While Afterpay's fundamentals look strong, the company has benefited from a favorable regulatory environment. It has been able to develop its business model free of the regulatory constraints that affect the credit card industry. But as BNLP becomes more integral to consumer credit in Australia, regulators will inevitably take a greater interest in companies like Afterpay.
The question is, will the Reserve Bank of Australia (RBA) decide that BNLP operators should be treated more like credit cards? One of the reasons Afterpay is so popular is that BNPL costs nothing to consumers as long as they make their installment payments on time. Merchants must agree to pay the transaction fees if they want to offer Afterpay. They agree because it brings them more business.
Yet if merchants could pass on transaction fees to customers - as credit cards can - Afterpay might lose some of its luster.
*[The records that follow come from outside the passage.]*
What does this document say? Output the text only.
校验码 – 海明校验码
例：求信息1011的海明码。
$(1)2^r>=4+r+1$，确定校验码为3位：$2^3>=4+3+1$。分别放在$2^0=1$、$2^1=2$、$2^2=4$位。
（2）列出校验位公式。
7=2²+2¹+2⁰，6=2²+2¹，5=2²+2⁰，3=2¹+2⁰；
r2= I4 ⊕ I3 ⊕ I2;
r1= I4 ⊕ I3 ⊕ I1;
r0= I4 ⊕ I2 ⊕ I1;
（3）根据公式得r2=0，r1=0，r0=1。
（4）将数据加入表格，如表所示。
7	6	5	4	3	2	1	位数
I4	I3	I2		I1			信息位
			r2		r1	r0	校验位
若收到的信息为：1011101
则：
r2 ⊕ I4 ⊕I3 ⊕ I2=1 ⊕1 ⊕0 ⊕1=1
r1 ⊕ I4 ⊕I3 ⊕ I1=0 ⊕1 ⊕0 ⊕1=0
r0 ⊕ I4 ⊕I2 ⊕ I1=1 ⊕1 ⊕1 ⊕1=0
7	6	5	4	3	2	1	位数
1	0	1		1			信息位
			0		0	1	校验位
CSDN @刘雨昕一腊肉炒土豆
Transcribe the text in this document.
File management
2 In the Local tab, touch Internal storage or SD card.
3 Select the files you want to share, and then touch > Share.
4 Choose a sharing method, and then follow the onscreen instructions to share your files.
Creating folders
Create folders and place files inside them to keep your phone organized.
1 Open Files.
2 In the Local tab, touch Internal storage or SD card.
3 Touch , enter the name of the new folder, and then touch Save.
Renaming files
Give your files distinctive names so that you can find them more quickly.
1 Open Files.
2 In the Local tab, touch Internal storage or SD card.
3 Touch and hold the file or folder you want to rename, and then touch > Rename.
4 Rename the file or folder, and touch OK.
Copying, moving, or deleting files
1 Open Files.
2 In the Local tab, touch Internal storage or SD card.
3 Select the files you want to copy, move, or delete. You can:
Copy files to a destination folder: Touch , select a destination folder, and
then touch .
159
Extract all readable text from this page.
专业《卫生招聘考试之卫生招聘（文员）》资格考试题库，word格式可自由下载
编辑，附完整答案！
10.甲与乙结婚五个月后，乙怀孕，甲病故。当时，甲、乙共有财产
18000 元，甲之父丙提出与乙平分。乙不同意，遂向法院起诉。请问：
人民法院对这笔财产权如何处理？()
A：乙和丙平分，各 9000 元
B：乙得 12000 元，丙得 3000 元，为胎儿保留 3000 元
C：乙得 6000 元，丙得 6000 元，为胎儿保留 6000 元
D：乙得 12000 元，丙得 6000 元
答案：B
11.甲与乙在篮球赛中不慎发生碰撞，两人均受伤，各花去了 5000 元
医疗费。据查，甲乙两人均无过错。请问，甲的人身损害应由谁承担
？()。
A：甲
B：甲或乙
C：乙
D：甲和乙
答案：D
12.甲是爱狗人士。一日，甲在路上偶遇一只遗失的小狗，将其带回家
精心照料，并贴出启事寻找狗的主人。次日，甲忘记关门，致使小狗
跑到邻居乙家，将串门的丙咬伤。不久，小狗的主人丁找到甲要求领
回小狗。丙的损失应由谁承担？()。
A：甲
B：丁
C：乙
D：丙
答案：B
In a survey conducted last year, UBS found that 2/3 of consumers would eschew Afterpay if they had to pay a 4% fee per transaction.
UBS also found that Afterpay users are typically not privy to the fact that merchants have to pay 4% of the cost of goods per transaction for offering the service. After learning that fact, 45% of survey respondents said they would no longer use BNPL at small businesses.
No wonder that Afterpay told the RBA that it should not be regulated as a payments system but as a sales and marketing company. CEO Anthony Eisen describes the company as "a customer acquisition channel for merchants."
RBA does not appear to be buying that argument. In a recent report it suggested that all businesses with a key role in payments be subject to regulation, provided "doing so would promote competition and efficiency and control risk."